I don't think it ever even occurred to me that I might want to have sex with a woman without some emotional attachment. I'm pretty sure that I didn't want that. I wanted someone to love me.

There are a lot more men who think that way than the evo psych types want to admit.

I dated a lot from a very early age, and the vast majority of guys I dated were the same way. I had no trouble finding guys who took relationships as seriously as I did.

I pay more attention what a person does than what he or she says, but for some odd reason a lot of men are very impressed by the man-slut stereotype (the guy who sleeps around indiscriminately).

It's almost as though they think it's unmanly to be selective. Or just smart.

Texan99 said...

I don't think your statement of the pro-abortion position matches that many people. I'm always surprised how rare it is to encounter a pro-abortion believer who is willing even to entertain the notion that anyone might reasonably conclude a fetus is anything important. It's a threatening thought.

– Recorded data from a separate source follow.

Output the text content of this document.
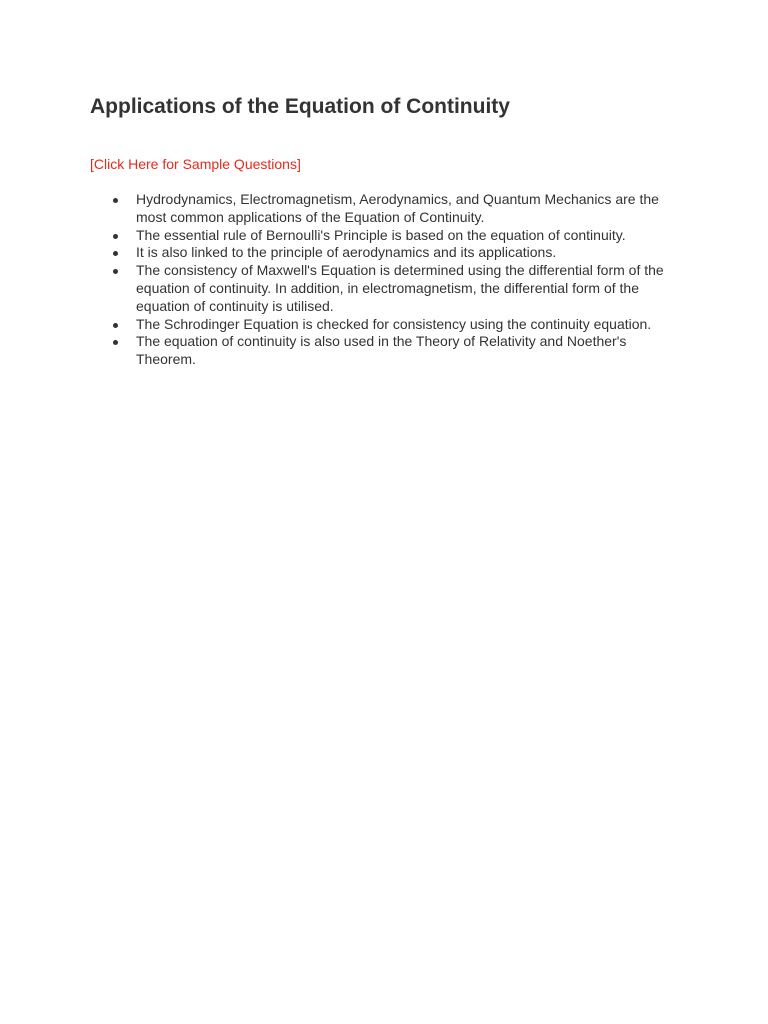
Applications of the Equation of Continuity
[Click Here for Sample Questions]
Hydrodynamics, Electromagnetism, Aerodynamics, and Quantum Mechanics are the most common applications of the Equation of Continuity.
The essential rule of Bernoulli's Principle is based on the equation of continuity.
It is also linked to the principle of aerodynamics and its applications.
The consistency of Maxwell's Equation is determined using the differential form of the equation of continuity. In addition, in electromagnetism, the differential form of the equation of continuity is utilised.
The Schrodinger Equation is checked for consistency using the continuity equation.
The equation of continuity is also used in the Theory of Relativity and Noether's Theorem.
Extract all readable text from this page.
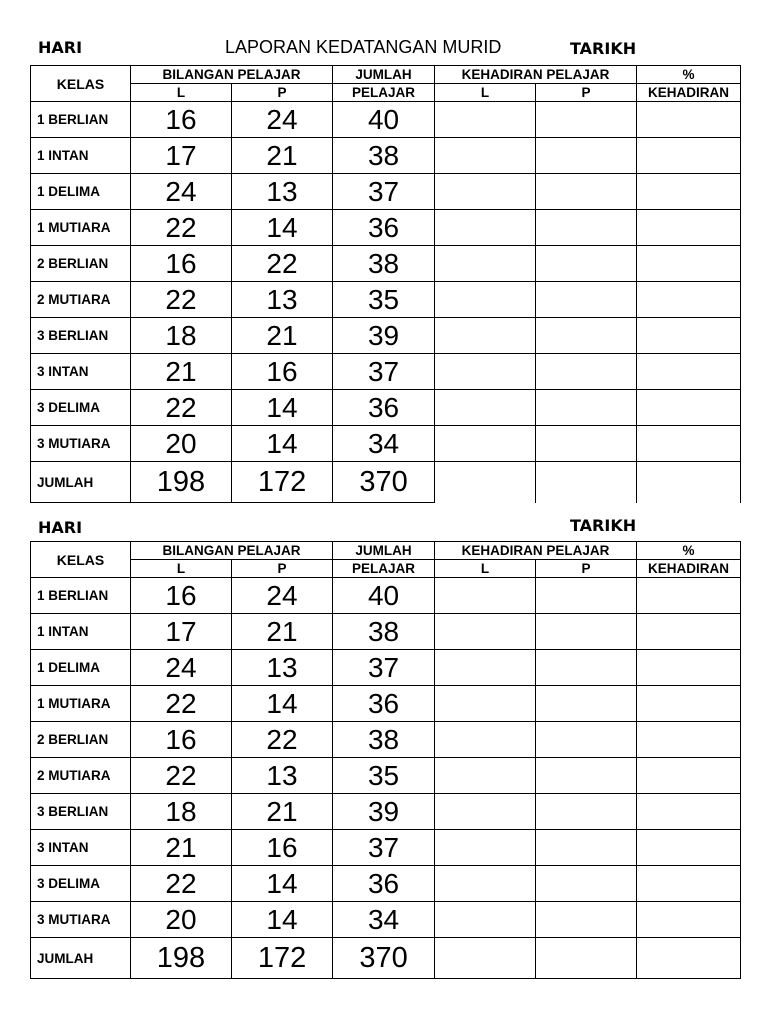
HARI	LAPORAN KEDATANGAN MURID	TARIKH
KELAS	BILANGAN PELAJAR		JUMLAH	KEHADIRAN PELAJAR		%
	L	P	PELAJAR	L	P	KEHADIRAN
1 BERLIAN	16	24	40			
1 INTAN	17	21	38			
1 DELIMA	24	13	37			
1 MUTIARA	22	14	36			
2 BERLIAN	16	22	38			
2 MUTIARA	22	13	35			
3 BERLIAN	18	21	39			
3 INTAN	21	16	37			
3 DELIMA	22	14	36			
3 MUTIARA	20	14	34			
JUMLAH	198	172	370			
HARI	TARIKH
KELAS	BILANGAN PELAJAR		JUMLAH	KEHADIRAN PELAJAR		%
	L	P	PELAJAR	L	P	KEHADIRAN
1 BERLIAN	16	24	40			
1 INTAN	17	21	38			
1 DELIMA	24	13	37			
1 MUTIARA	22	14	36			
2 BERLIAN	16	22	38			
2 MUTIARA	22	13	35			
3 BERLIAN	18	21	39			
3 INTAN	21	16	37			
3 DELIMA	22	14	36			
3 MUTIARA	20	14	34			
JUMLAH	198	172	370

I'm much more accustomed to getting back a barrage of comments along the lines of "only ignorant superstitious religionists can't understand the simple scientific facts" or even "you must hate women." And I spend a surprising amount of time online trying to get out the simple message that, whatever you may believe about fetuses, you will find the pro-life position easier to understand if you take into account that pro-lifers think a separate human being is involved.

Grim said...

You could be right; but this is the kind of point that is worth fighting over. You want to talk about a violation of natural law? Commanding a man to pay for the destruction of his offspring is as complete a violation of natural law as it is easy to imagine. Any government that undertook to do that would be sowing a whirlwind.

Texan99 said...

You know how much I agree with you! And that's why it distresses me a great deal that there are people who are very difficult to reach on this subject, because they won't entertain for one instant the idea that the fetus is a child. It will be very hard to find a compromise with them.